Shortly after 0.91 came out, Mark Kennedy of Motley Fool posted an RFC about adding a <cusip> sub-element to <item>. No consensus was reached (we had no process after Netscape withdrew) so he just added it to his feeds. Nothing broke. Basically, it seems to me, that anyone can add elements to RSS 0.9x and nothing breaks.

So, instead of making the base format more complex, why not just allow what's been happening to continue to happen (in fact there's nothing we can do to stop it, one of the fallacies of mail lists is that they have any authority on what people can or can't do).

We could also do something truly revolutionary -- work together in a collegial way. I've been lucky to be part of several processes in my career that worked this way, and the results were spectacular. This is the real issue for RSS, much more important than the names of individual elements, or whether or not we use namespaces (I think we should, but only after we get some working-together energy going, without that you just move the problem out one level, you pay the complexity tax and get nothing in return).

Emphatically, I am just a note-taker in the informal RSS process.
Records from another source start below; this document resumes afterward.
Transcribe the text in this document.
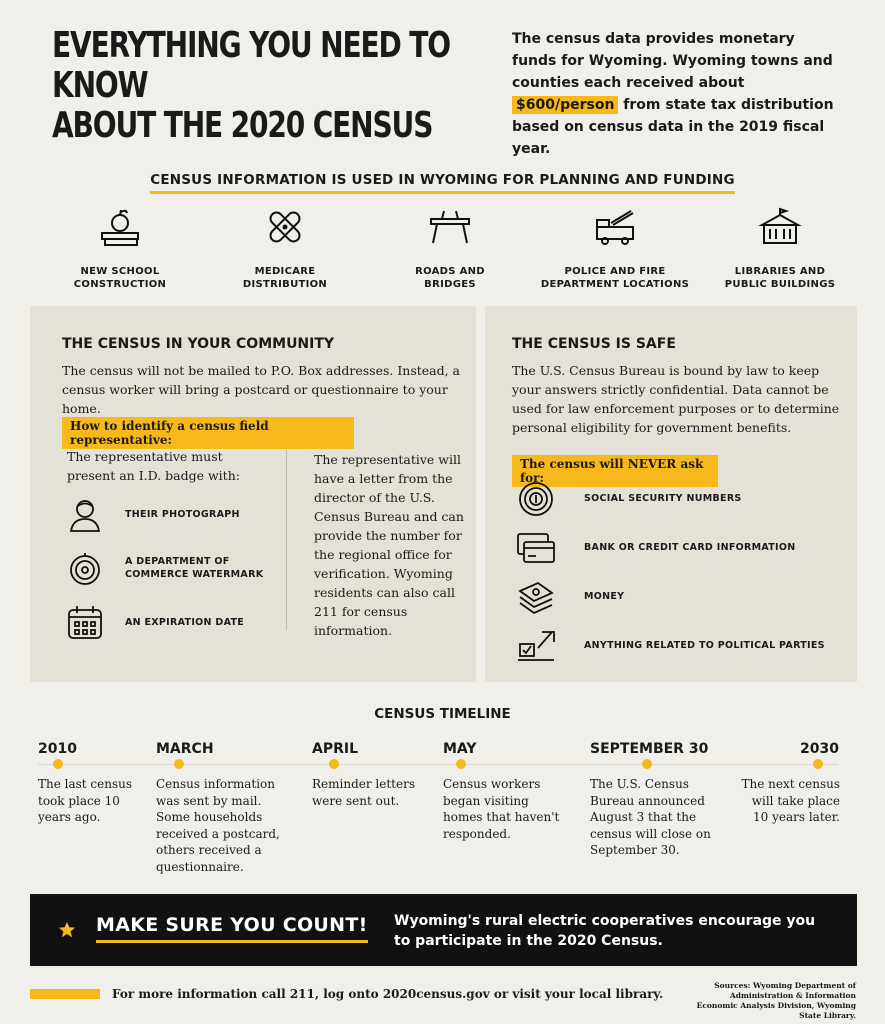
EVERYTHING YOU NEED TO KNOW
ABOUT THE 2020 CENSUS
The census data provides monetary funds for Wyoming. Wyoming towns and counties each received about $600/person from state tax distribution based on census data in the 2019 fiscal year.
CENSUS INFORMATION IS USED IN WYOMING FOR PLANNING AND FUNDING
NEW SCHOOL
CONSTRUCTION
MEDICARE
DISTRIBUTION
ROADS AND
BRIDGES
POLICE AND FIRE
DEPARTMENT LOCATIONS
LIBRARIES AND
PUBLIC BUILDINGS
THE CENSUS IN YOUR COMMUNITY
The census will not be mailed to P.O. Box addresses. Instead, a census worker will bring a postcard or questionnaire to your home.
How to identify a census field representative:
The representative must present an I.D. badge with:
THEIR PHOTOGRAPH
A DEPARTMENT OF
COMMERCE WATERMARK
AN EXPIRATION DATE
The representative will have a letter from the director of the U.S. Census Bureau and can provide the number for the regional office for verification. Wyoming residents can also call 211 for census information.
THE CENSUS IS SAFE
The U.S. Census Bureau is bound by law to keep your answers strictly confidential. Data cannot be used for law enforcement purposes or to determine personal eligibility for government benefits.
The census will NEVER ask for:
SOCIAL SECURITY NUMBERS
BANK OR CREDIT CARD INFORMATION
MONEY
ANYTHING RELATED TO POLITICAL PARTIES
CENSUS TIMELINE
2010
The last census took place 10 years ago.
MARCH
Census information was sent by mail. Some households received a postcard, others received a questionnaire.
APRIL
Reminder letters were sent out.
MAY
Census workers began visiting homes that haven't responded.
SEPTEMBER 30
The U.S. Census Bureau announced August 3 that the census will close on September 30.
2030
The next census will take place 10 years later.
MAKE SURE YOU COUNT! Wyoming's rural electric cooperatives encourage you to participate in the 2020 Census.
For more information call 211, log onto 2020census.gov or visit your local library.
Sources: Wyoming Department of Administration & Information Economic Analysis Division, Wyoming State Library.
I've been careful to build on other people's ideas, and when people address each other with respect, we've been able to make a lot of progress. Look at the delta betw 0.91 and 0.92. Lots of useful features were added. We can add more. The three which we're exploring now are all very important missing functionality in RSS. Why can't we have them? We can, imho.

Look at the example of how the Blogger API came into being. Evan proposed a blogging API. UserLand adopted it, with no revisions. When something arrives that works the best answer is yes, and not piss over minor distinctions. I wrote a piece on Sat where I explained this. The guiding philosophy is "If possible I'm going to do it the way you want to do it."
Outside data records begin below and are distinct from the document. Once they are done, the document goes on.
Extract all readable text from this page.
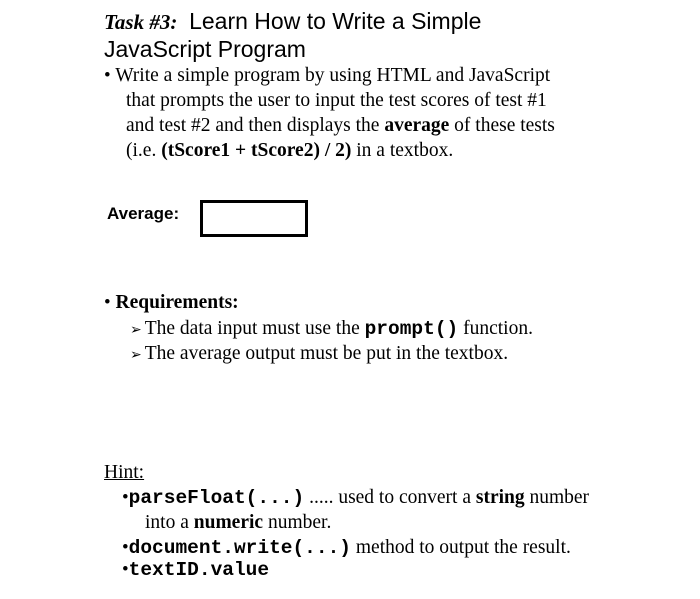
Task #3: Learn How to Write a Simple
JavaScript Program
• Write a simple program by using HTML and JavaScript
that prompts the user to input the test scores of test #1
and test #2 and then displays the average of these tests
(i.e. (tScore1 + tScore2) / 2) in a textbox.
Average:
• Requirements:
➢ The data input must use the prompt() function.
➢ The average output must be put in the textbox.
Hint:
•parseFloat(...) ..... used to convert a string number
into a numeric number.
•document.write(...) method to output the result.
•textID.value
Ben, I'm hoping your work can contribute to getting a collegial community to form in place of the unproductive mail lists. One good way would be to carefully comment on the three new elements I wrote about, after your jetlag clears, and do it in public and be conspicuous in respect, and let's set the tone for something that's moving, not paralyzed.

BTW, the <ttl> feature is important in defending the Internet against the US Congress and the RIAA and MPAA. I want to get tons of great RSS content to flow through Gnutella. Makes it harder to shut it down, and further, makes us more decentralized, in case we have to deal with another 9/11.